Kapitel 28

1.4K 39 1
                                        

Sicht Wincent

Am nächsten Morgen fuhren wir ins Krankenhaus und holten den kleinen Fynn ab. Ich schnallte ihn in der Babyschale an, während Anni nochmal ganz schön viel Papierkram unterschreiben musste. „Ab jetzt bin ich dein Papa.", schmunzelte ich und der Kleine quietschte. Gott ist das schön. Hand in Hand verließ ich mit Anni das Krankenhaus. „Jetzt ging das mit der Familie nochmal schneller, als erwartet.", lachte ich und hauchte ihr einen Kuss auf die Wange. „Ich hoffe wir werden mit jedem Tag glücklicher.", lächelte Anni und wie zur Bestätigung gluckste Fynn fröhlich vor sich hin. Vor dem Krankenhaus stand Karina tatsächlich mit einer Tasche und wartete auf uns. „Hat er dich gehen lassen?", fragte Anni. „Ja, es war kein Problem.
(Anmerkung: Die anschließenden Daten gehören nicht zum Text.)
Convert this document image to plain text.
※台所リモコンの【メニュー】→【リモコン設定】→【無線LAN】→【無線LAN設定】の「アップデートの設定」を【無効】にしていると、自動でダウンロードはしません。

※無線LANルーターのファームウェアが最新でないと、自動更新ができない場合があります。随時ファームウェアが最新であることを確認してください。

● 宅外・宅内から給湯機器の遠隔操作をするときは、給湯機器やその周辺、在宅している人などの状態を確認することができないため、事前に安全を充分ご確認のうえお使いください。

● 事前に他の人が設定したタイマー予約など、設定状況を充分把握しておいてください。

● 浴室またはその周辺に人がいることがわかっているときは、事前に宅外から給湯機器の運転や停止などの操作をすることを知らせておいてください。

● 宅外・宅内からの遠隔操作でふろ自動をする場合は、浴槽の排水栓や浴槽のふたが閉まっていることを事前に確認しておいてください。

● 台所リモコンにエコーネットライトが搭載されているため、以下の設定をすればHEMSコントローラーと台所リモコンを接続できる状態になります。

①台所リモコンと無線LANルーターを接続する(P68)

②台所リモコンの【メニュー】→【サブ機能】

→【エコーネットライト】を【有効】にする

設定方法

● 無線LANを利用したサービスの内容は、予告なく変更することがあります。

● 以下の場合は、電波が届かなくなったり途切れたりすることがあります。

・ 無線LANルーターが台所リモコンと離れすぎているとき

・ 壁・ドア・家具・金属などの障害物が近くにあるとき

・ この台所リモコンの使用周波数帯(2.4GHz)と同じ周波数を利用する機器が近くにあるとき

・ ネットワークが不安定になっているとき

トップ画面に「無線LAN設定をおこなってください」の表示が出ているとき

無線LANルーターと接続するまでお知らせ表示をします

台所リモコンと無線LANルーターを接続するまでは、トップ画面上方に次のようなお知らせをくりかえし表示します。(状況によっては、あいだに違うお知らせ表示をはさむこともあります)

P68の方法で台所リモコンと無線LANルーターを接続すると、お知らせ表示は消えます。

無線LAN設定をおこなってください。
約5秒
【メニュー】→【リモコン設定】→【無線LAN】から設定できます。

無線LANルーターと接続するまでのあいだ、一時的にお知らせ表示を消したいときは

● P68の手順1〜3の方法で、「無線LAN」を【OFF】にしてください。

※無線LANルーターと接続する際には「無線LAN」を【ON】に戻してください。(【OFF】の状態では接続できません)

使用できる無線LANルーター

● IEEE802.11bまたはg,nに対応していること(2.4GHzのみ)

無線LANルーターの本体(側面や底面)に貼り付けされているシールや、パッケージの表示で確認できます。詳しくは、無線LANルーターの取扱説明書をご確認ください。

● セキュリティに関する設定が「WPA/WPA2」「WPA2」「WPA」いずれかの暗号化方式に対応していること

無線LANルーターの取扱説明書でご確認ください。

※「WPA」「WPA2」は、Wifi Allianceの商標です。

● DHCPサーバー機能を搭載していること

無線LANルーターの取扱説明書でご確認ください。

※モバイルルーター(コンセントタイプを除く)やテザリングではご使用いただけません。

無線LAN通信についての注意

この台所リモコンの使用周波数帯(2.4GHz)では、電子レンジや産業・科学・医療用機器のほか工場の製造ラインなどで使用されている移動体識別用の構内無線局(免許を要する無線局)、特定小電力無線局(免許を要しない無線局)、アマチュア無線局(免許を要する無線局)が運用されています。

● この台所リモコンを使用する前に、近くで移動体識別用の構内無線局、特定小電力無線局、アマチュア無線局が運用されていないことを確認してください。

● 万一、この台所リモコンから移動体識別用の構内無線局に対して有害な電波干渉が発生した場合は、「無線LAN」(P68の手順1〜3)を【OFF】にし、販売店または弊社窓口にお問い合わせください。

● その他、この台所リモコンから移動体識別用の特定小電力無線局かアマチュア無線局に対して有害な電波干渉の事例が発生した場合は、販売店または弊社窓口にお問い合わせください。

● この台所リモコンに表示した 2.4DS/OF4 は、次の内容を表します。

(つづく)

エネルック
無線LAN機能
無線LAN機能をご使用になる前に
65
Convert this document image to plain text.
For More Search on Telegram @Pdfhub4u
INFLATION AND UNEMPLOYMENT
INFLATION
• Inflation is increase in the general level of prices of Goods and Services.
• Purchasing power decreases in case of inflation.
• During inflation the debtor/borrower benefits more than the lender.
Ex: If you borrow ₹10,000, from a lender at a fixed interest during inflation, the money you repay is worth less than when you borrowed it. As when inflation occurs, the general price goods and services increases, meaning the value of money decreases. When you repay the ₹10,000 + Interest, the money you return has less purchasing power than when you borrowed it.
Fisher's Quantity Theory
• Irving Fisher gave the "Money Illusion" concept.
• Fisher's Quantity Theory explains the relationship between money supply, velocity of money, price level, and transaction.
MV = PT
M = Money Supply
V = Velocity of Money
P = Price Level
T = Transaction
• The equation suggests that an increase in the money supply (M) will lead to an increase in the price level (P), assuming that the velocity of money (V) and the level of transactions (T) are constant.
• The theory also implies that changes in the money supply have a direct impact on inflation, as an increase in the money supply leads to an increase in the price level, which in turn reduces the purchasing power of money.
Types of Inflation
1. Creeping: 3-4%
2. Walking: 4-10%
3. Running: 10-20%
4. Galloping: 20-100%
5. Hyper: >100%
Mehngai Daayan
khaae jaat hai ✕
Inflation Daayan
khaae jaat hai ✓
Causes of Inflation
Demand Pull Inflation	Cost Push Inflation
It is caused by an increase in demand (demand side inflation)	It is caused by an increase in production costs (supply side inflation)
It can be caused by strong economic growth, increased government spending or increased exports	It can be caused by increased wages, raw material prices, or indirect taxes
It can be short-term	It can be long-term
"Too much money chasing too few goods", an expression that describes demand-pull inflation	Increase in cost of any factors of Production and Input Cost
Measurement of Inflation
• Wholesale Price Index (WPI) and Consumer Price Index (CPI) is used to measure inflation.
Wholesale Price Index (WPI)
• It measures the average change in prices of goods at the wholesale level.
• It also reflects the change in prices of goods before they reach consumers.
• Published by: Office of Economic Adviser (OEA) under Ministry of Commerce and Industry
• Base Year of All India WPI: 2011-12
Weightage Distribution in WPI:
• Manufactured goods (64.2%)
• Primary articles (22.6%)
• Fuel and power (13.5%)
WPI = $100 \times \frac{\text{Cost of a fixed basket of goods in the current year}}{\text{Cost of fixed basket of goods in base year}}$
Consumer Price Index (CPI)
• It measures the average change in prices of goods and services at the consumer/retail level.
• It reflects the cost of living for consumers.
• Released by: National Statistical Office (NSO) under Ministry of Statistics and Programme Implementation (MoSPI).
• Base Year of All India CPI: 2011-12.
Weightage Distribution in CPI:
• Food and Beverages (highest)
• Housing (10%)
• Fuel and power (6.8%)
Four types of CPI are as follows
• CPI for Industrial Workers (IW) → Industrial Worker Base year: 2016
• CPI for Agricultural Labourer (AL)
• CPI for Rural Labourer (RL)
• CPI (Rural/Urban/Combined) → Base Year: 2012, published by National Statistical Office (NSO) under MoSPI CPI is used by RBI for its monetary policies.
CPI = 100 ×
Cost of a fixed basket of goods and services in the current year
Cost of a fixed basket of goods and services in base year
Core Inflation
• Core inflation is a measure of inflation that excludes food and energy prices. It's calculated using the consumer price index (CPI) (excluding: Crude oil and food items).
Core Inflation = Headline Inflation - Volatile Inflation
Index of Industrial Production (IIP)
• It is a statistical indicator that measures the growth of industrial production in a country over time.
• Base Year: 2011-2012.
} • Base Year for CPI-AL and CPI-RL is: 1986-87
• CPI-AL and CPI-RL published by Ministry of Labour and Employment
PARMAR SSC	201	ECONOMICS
Er ist anders, seit Frau Neumann nicht mehr da ist.", erklärte Karina und ich blieb wie angewurzelt stehen. „Magst du mit Fynn schonmal zum Auto gehen? Wir kommen gleich.", sagte ich zu ihr und blieb mit Anni stehen. „Was ist los?", fragte Anni. „Willst... willst du noch irgendwie wegen deiner Mutter hier bleiben?", fragte ich, doch Anni schüttelte sofort den Kopf. „Nein. Wir fahren jetzt nach Hause. Wincent, die Frau ist für mich nicht mehr meine Mutter, auch wenn es hart ist. Ich möchte hier nicht bleiben. Du, deine Familie, meine Großeltern und Fynn, ihr seid jetzt meine Familie, niemand anderes.", erklärte sie und ging zum Auto. Gut, Thema beendet.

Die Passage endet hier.